There is also a water and land dimension that headline energy figures tend to obscure. Large data centres consume significant volumes of water for cooling and compete for industrial land and grid connections — connections that are already a bottleneck for renewable projects trying to plug in. Critics argue that unless planning, transmission and tariff design are handled deliberately, new AI campuses could crowd out the very clean-energy build-out they are meant to complement. Enthusiasm about a city “aligning” AI and clean power, in this view, risks running ahead of the physical constraints of the grid.

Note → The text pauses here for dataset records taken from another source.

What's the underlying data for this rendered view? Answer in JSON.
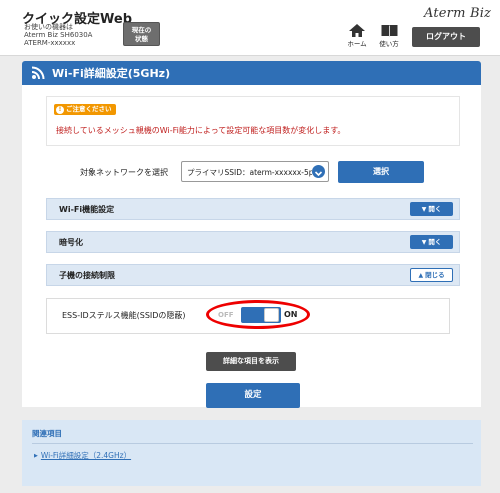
{
  "header": {
    "app_title": "クイック設定Web",
    "device_caption": "お使いの機器は",
    "device_model": "Aterm Biz SH6030A",
    "device_id": "ATERM-xxxxxx",
    "status_button": "現在の\n状態",
    "brand": "Aterm Biz",
    "nav_home": "ホーム",
    "nav_manual": "使い方",
    "logout": "ログアウト"
  },
  "page": {
    "title": "Wi-Fi詳細設定(5GHz)"
  },
  "notice": {
    "badge": "ご注意ください",
    "text": "接続しているメッシュ親機のWi-Fi能力によって設定可能な項目数が変化します。"
  },
  "network_select": {
    "label": "対象ネットワークを選択",
    "selected": "プライマリSSID：aterm-xxxxxx-5p",
    "button": "選択"
  },
  "sections": [
    {
      "label": "Wi-Fi機能設定",
      "button": "開く",
      "expanded": false
    },
    {
      "label": "暗号化",
      "button": "開く",
      "expanded": false
    },
    {
      "label": "子機の接続制限",
      "button": "閉じる",
      "expanded": true
    }
  ],
  "stealth": {
    "label": "ESS-IDステルス機能(SSIDの隠蔽)",
    "off": "OFF",
    "on": "ON",
    "state": "ON"
  },
  "buttons": {
    "show_details": "詳細な項目を表示",
    "apply": "設定"
  },
  "related": {
    "heading": "関連項目",
    "link": "Wi-Fi詳細設定（2.4GHz）"
  },
  "colors": {
    "primary": "#2f6fb6",
    "notice_badge": "#f29700",
    "notice_text": "#c0201f",
    "annotation": "#ee0000"
  }
}
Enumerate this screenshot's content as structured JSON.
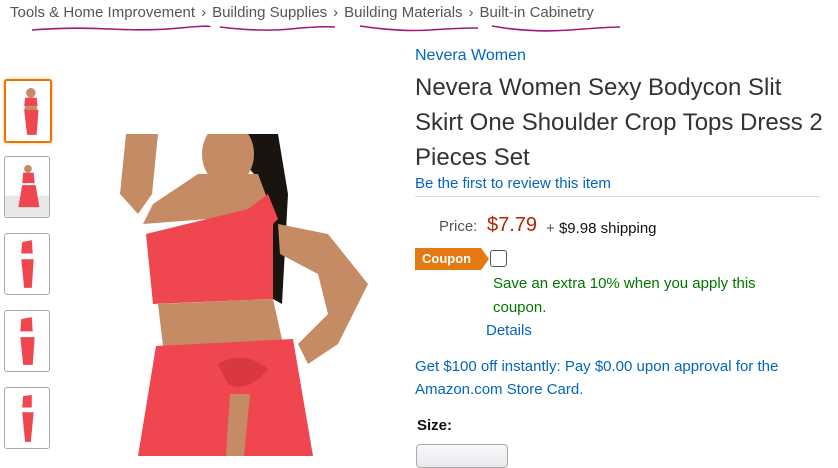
{
  "breadcrumb": {
    "items": [
      "Tools & Home Improvement",
      "Building Supplies",
      "Building Materials",
      "Built-in Cabinetry"
    ],
    "separator": "›"
  },
  "product": {
    "brand": "Nevera Women",
    "title": "Nevera Women Sexy Bodycon Slit Skirt One Shoulder Crop Tops Dress 2 Pieces Set",
    "review_link": "Be the first to review this item",
    "price_label": "Price:",
    "price": "$7.79",
    "shipping_plus": "+",
    "shipping": "$9.98 shipping",
    "coupon": {
      "badge": "Coupon",
      "text": "Save an extra 10% when you apply this coupon.",
      "details": "Details"
    },
    "card_offer": "Get $100 off instantly: Pay $0.00 upon approval for the Amazon.com Store Card.",
    "size_label": "Size:"
  },
  "colors": {
    "link": "#0066c0",
    "price": "#b12704",
    "coupon_badge": "#e47911",
    "coupon_text": "#007600",
    "annotation_underline": "#a0167c",
    "dress": "#f0464f"
  },
  "thumbnails": [
    "thumbnail-1",
    "thumbnail-2",
    "thumbnail-3",
    "thumbnail-4",
    "thumbnail-5"
  ]
}
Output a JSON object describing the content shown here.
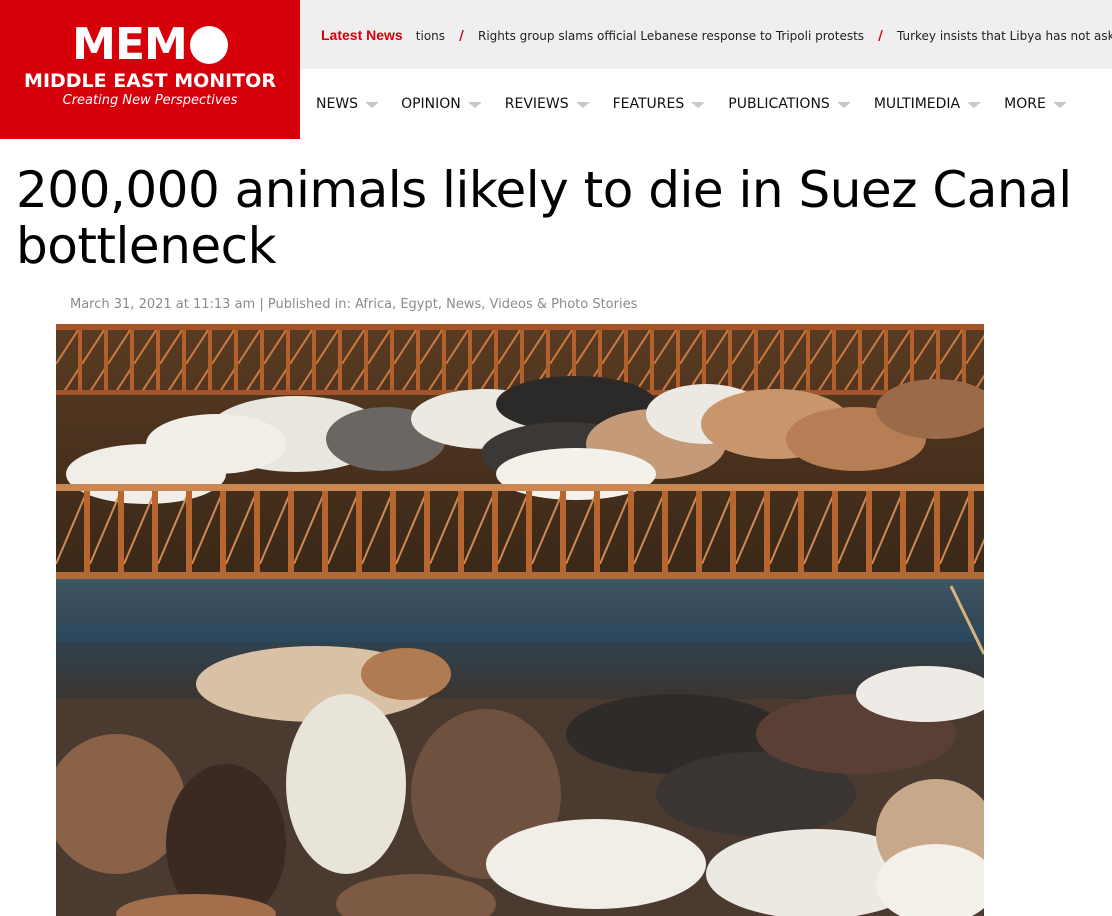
{
  "logo": {
    "brand": "MEM",
    "name": "MIDDLE EAST MONITOR",
    "tagline": "Creating New Perspectives"
  },
  "ticker": {
    "label": "Latest News",
    "items": [
      "tions",
      "Rights group slams official Lebanese response to Tripoli protests",
      "Turkey insists that Libya has not asked to"
    ]
  },
  "nav": {
    "items": [
      "NEWS",
      "OPINION",
      "REVIEWS",
      "FEATURES",
      "PUBLICATIONS",
      "MULTIMEDIA",
      "MORE"
    ]
  },
  "article": {
    "title": "200,000 animals likely to die in Suez Canal bottleneck",
    "date": "March 31, 2021 at 11:13 am",
    "meta_separator": "|",
    "published_label": "Published in:",
    "categories": [
      "Africa",
      "Egypt",
      "News",
      "Videos & Photo Stories"
    ]
  },
  "colors": {
    "brand_red": "#d6000b",
    "ticker_bg": "#efefef",
    "meta_text": "#8b8b8b"
  }
}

What it means for Australia
For an Australian audience, the Melbourne question is more than a curiosity — it is a preview of a national decision. Sovereign compute has become a policy talking point in Canberra, with governments and industry arguing that Australia needs domestic AI infrastructure rather than renting it all from offshore hyperscalers. Every serious version of that ambition runs straight into the energy question: new compute means new load, and where that load lands will shape both electricity prices and emissions.
Australia has a rare card to play here. Unlike much of the northern hemisphere, it has abundant sun, wind and space, and a grid that is decarbonising at pace. If the country can pair AI build-out with renewables — using flexible workloads, co-located storage and smart siting near generation — it could turn a liability into a competitive advantage, marketing “clean compute” to a world short on it. Get it wrong, and AI demand becomes another reason to keep gas running, undercutting climate commitments and raising bills for households already feeling the pinch.

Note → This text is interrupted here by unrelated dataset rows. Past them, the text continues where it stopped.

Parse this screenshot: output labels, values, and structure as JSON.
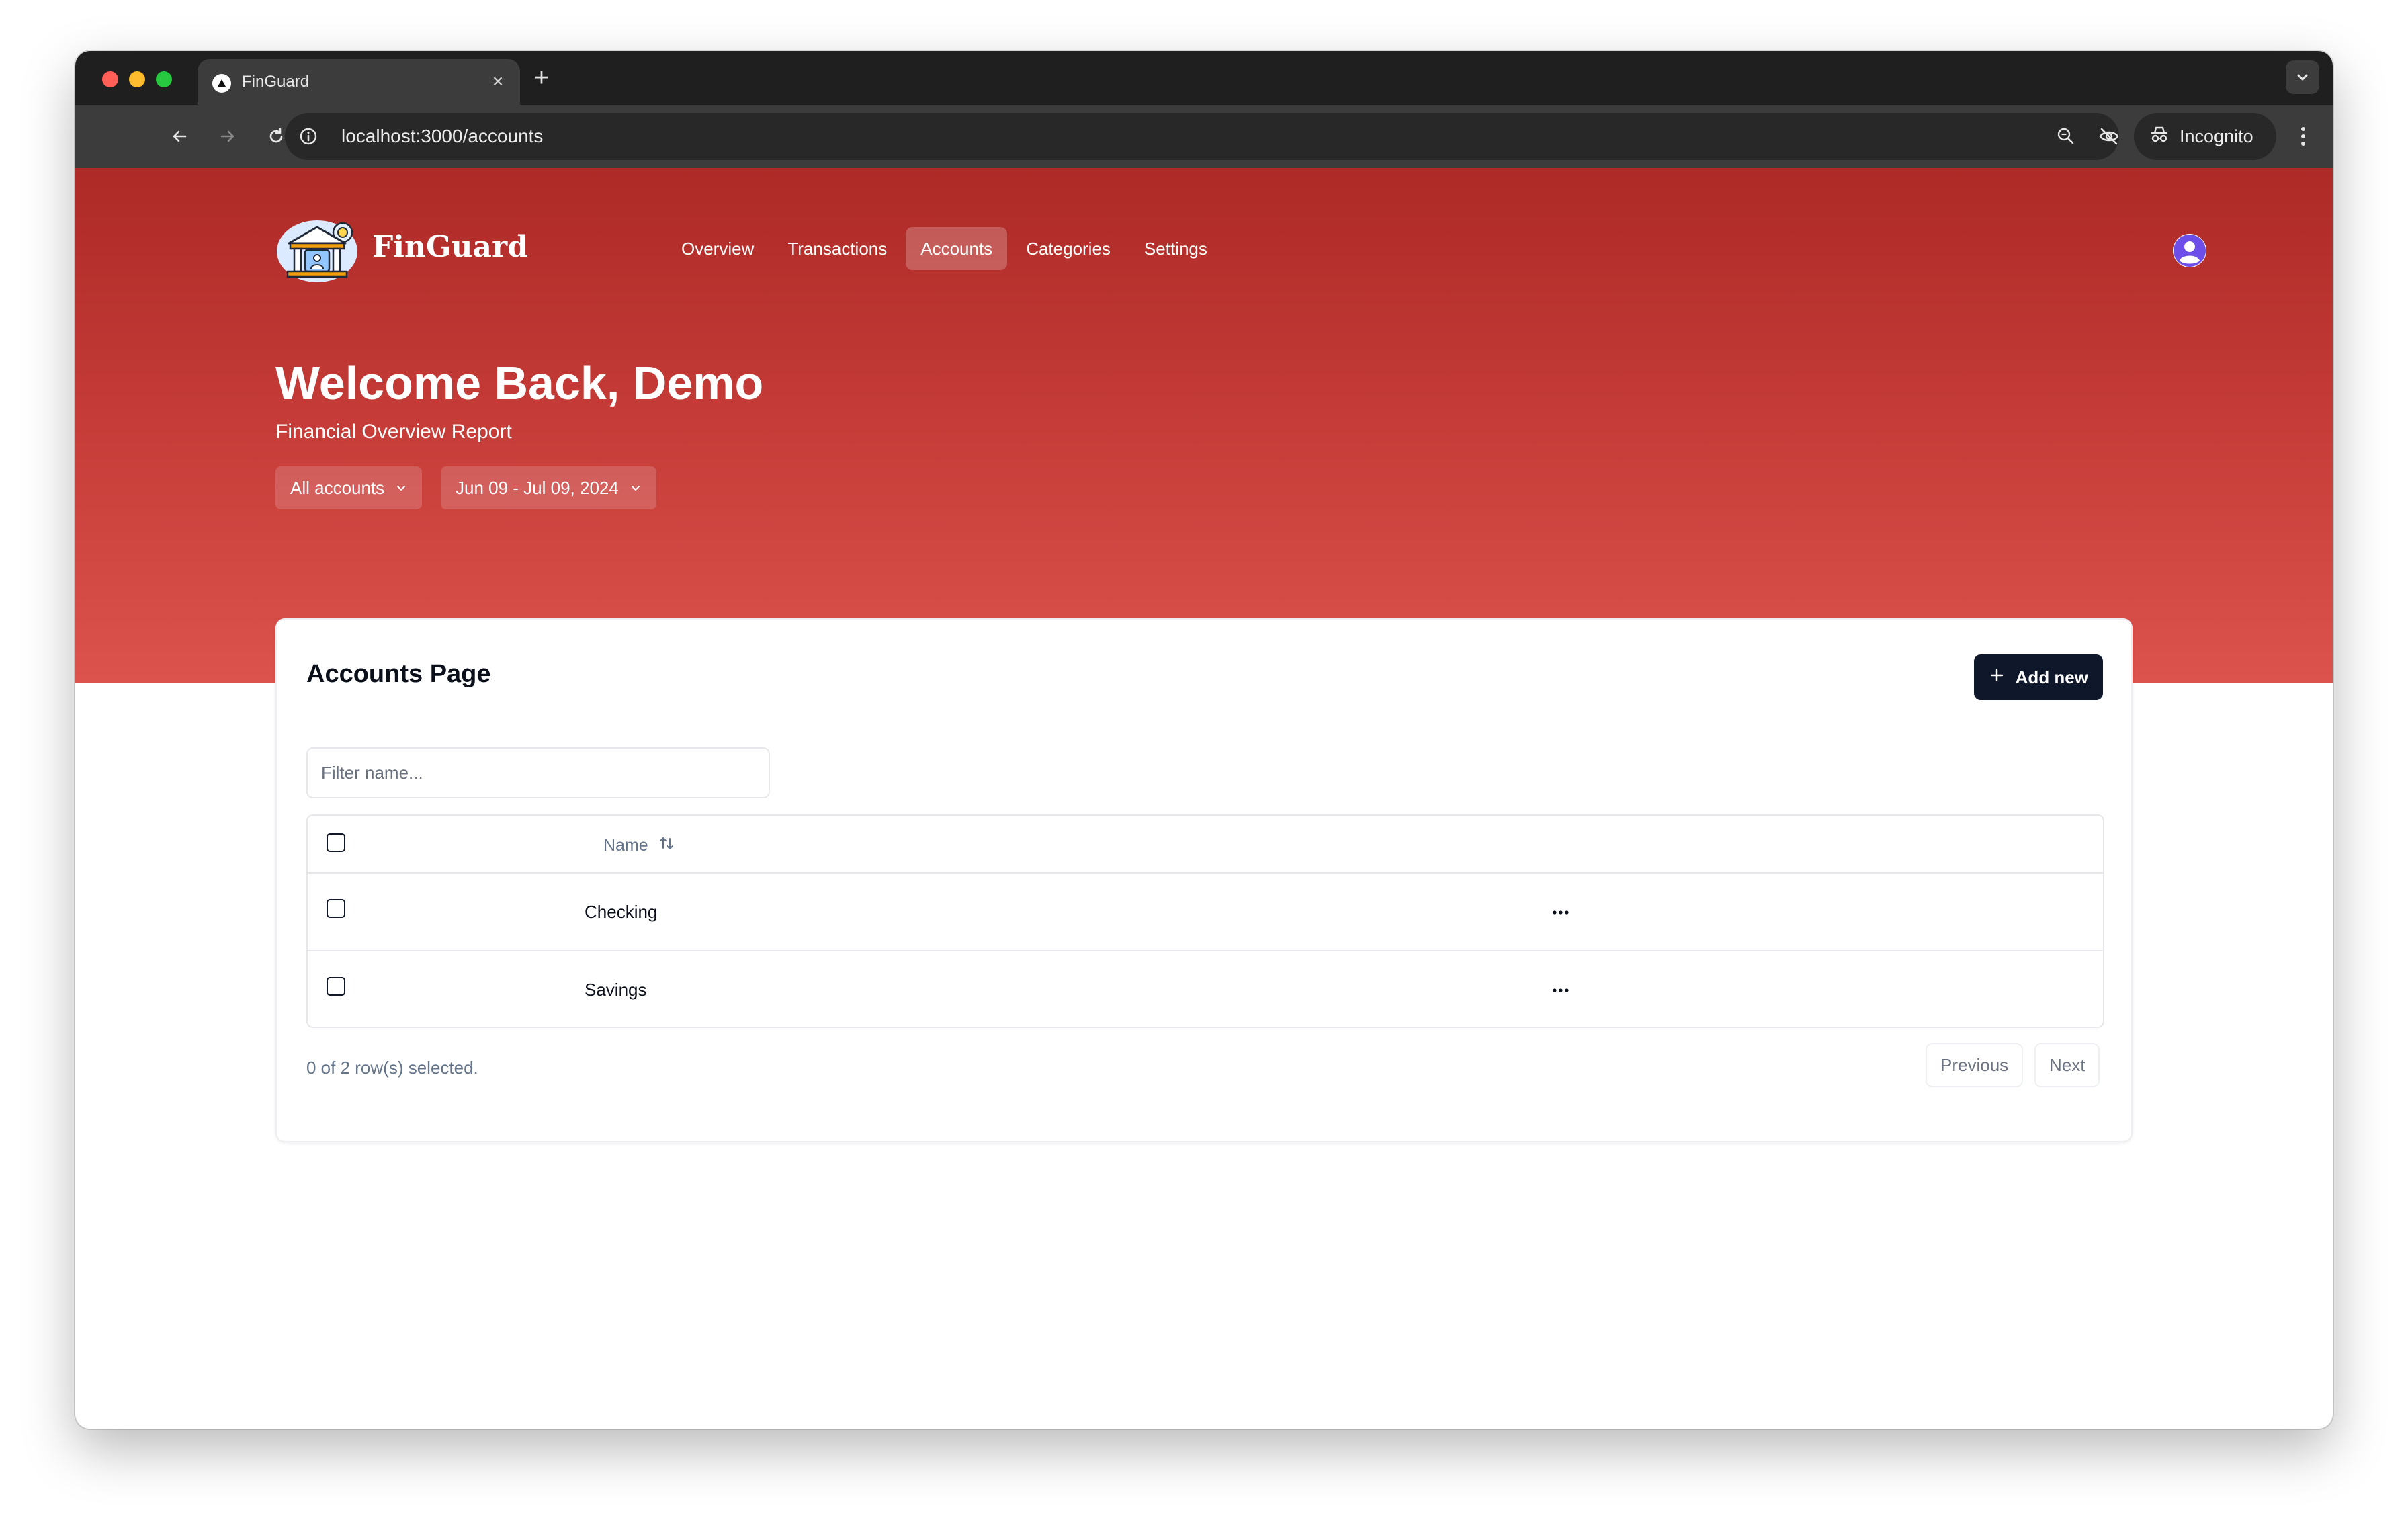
{
  "browser": {
    "tab_title": "FinGuard",
    "url": "localhost:3000/accounts",
    "incognito_label": "Incognito"
  },
  "app": {
    "brand": "FinGuard",
    "nav": [
      {
        "label": "Overview",
        "active": false
      },
      {
        "label": "Transactions",
        "active": false
      },
      {
        "label": "Accounts",
        "active": true
      },
      {
        "label": "Categories",
        "active": false
      },
      {
        "label": "Settings",
        "active": false
      }
    ],
    "welcome": "Welcome Back, Demo",
    "subtitle": "Financial Overview Report",
    "filters": {
      "accounts": "All accounts",
      "date_range": "Jun 09 - Jul 09, 2024"
    }
  },
  "card": {
    "title": "Accounts Page",
    "add_button": "Add new",
    "filter_placeholder": "Filter name...",
    "table": {
      "header_name": "Name",
      "rows": [
        {
          "name": "Checking",
          "selected": false
        },
        {
          "name": "Savings",
          "selected": false
        }
      ]
    },
    "selection_status": "0 of 2 row(s) selected.",
    "pagination": {
      "previous": "Previous",
      "next": "Next"
    }
  },
  "colors": {
    "hero_top": "#ad2a27",
    "hero_bottom": "#dc524c",
    "primary_button": "#0f172a",
    "avatar_accent": "#6d4ee8"
  }
}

The stakes are concrete for Victorians in particular. The state’s renewable targets, offshore wind zones and storage rollout are already ambitious; layering fast-growing data-centre demand on top will test whether that plan has the headroom regulators assume. It also raises questions the Australian Energy Market Operator and state planners will need to answer soon: how to connect large new loads without stalling renewable projects in the same queue, and how to price flexibility so that data centres have a reason to shift with the grid rather than fight it.
What’s next
The honest answer is that the “alignment” IEEE Spectrum asks about is not yet settled — it is a bet. The technology to make AI workloads grid-friendly exists, and the clean supply is being built, but the commercial incentives, planning rules and market signals that would knit them together are still catching up. Expect the next year to bring more announcements of Australian data-centre projects paired with renewable power-purchase agreements, more scrutiny of their water and grid impacts, and growing pressure on governments to set rules before the concrete is poured.
Whether Melbourne earns the title Spectrum floats will depend less on any single project than on whether Australia treats AI’s energy hunger as a planning problem to be solved rather than a growth story to be celebrated. The city has the ingredients. The question is whether the country turns them into a recipe.